Yani, mezhep yorumlarını dinin kesin emri olmayan konulara ilişkin yorumlarla kolaylaştırıp, değişmez din gereği görmemek lazım, zamana ve şartlara göre Hanefi, bazı zorunlulukta Şafii, oradaki uygulanabilir olan Maliki ve Hanbeli veya diğer mezheplerin görüşleri uygulanır. Şöyle dememeliyiz. Hanefi görüşünden ayrıldım Şafiye, Şafiden ayrıldım Hanbeli ya da diğer mezhebe geçtim yerine şunu söyleyelim. O zaman imkân, şart öyle uygun görüldü, ona uydum demeliyiz, çünkü mezhepler din değildir. Şu mezhepten bu mezhebe geçtim olmaz, ancak uygulama alanı değişir.
Mezhep imamlarımız ihtilaf ettiklerinde (görüş ayrılığı) hiç birisi kalkıp, kendi görüşünün Allah’ın istediği görüş olduğunu söylememiş, tam tersi görüşüm bana göre bu şekilde doğru, ancak hata da olabilir, başkasının görüşü bu şekilde yanlış, ancak doğru olabilir demişlerdir. Bundan dolayı oradaki ihtilaflar kine ve düşmanlığa dönüşmemiştir. Herkes, Allah’ın muradını anlamak için mütevazı bir şekilde gayret göstermişdir. Örnek, namaz gibi bir ibadet meselesinde, Ebu Hanife, imama uyan kimsenin kendi başına fatiha okumasını uygun görmezken, Şafii, fatihayı namazda imama uyan kimsenin de okumasını uygun bulmuştur. İmam Şafiye, Ebu Hanife’nin görüşü sorulduğunda, insanlar fıkıhta Ebu Hanifenin öğrencileridir, demiştir. İmam Şafii şöyle der; kim kendi görüşünü din, diğerlerinin görüşünü de din dışı kabul ederse yalancıdır.

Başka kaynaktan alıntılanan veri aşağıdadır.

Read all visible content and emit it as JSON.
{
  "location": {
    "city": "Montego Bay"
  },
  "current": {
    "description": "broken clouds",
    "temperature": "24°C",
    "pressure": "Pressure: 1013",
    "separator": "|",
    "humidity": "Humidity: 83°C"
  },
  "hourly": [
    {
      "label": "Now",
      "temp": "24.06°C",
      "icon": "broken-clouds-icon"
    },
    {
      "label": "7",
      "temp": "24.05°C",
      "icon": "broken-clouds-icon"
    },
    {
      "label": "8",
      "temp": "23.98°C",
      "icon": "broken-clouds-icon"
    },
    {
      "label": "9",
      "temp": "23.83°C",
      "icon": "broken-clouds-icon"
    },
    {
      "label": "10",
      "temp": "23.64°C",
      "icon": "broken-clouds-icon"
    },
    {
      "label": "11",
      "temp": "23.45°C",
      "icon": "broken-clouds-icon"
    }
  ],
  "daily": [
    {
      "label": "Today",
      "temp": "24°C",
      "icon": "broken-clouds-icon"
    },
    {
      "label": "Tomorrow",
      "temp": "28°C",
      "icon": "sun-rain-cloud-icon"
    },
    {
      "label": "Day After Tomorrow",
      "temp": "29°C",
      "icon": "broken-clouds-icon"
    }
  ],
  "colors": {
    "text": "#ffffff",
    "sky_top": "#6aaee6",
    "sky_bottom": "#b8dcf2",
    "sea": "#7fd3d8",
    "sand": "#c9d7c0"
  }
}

Bu ibadet konusundaki örnek.
Elbette görüşler (mezhepler) olacaktır. Yine bir örnek verirsek, Kur’an’ın nazil olduğu (indiği) ilk toplumda atların savaşa hazırlanması bir savaş aracıydı. Çünkü atlar yayalardan hem hızlı, hem de fazla eşya taşıyordu. Bugün atlara gerek kalmadı, atların yerini uçak, tank, füze gibi farklı araçlar aldı. Bunun gibi araçlar değişebilir. Eğitimden, adalete, yönetimden iktisata kadar çeşitli konularda tek görüş dayatılmamış, uygulama şekli ve yöntemleri içtihada (görüşlere) bırakılmıştır. Hz. Peygamber yerine hiçbir kimseyi halife bırakmamıştır. Yönetimi insanlar kendi kararıyla seçeceklerdir. Dört halife dediğimiz Hz. Ebubekir, Hz. Ömer, Hz. Osman, Hz. Ali o günün şartlarına göre, oradaki insanların isteği ile oyu ile, idareci olmuşlardır.
İslam, dünyevi işlerde insanlara hareket kabiliyeti, görüşlerini açıklama görevi, vermiştir.
Önemli olan, bu konulardaki görüşlerin (mezhepler) Kur’an ve Sünnet’te bulunan prensip ve kurallar çerçevesinde olmasıdır. İnsanın çabası, gayreti, içtihadı, uygulamaya karar verdiği görüşü, insan için görüştür, din değildir. Din değişmez, insanın görüşü zamana ve mekâna göre değişir. Din, zamana ve mekâna göre değişmez.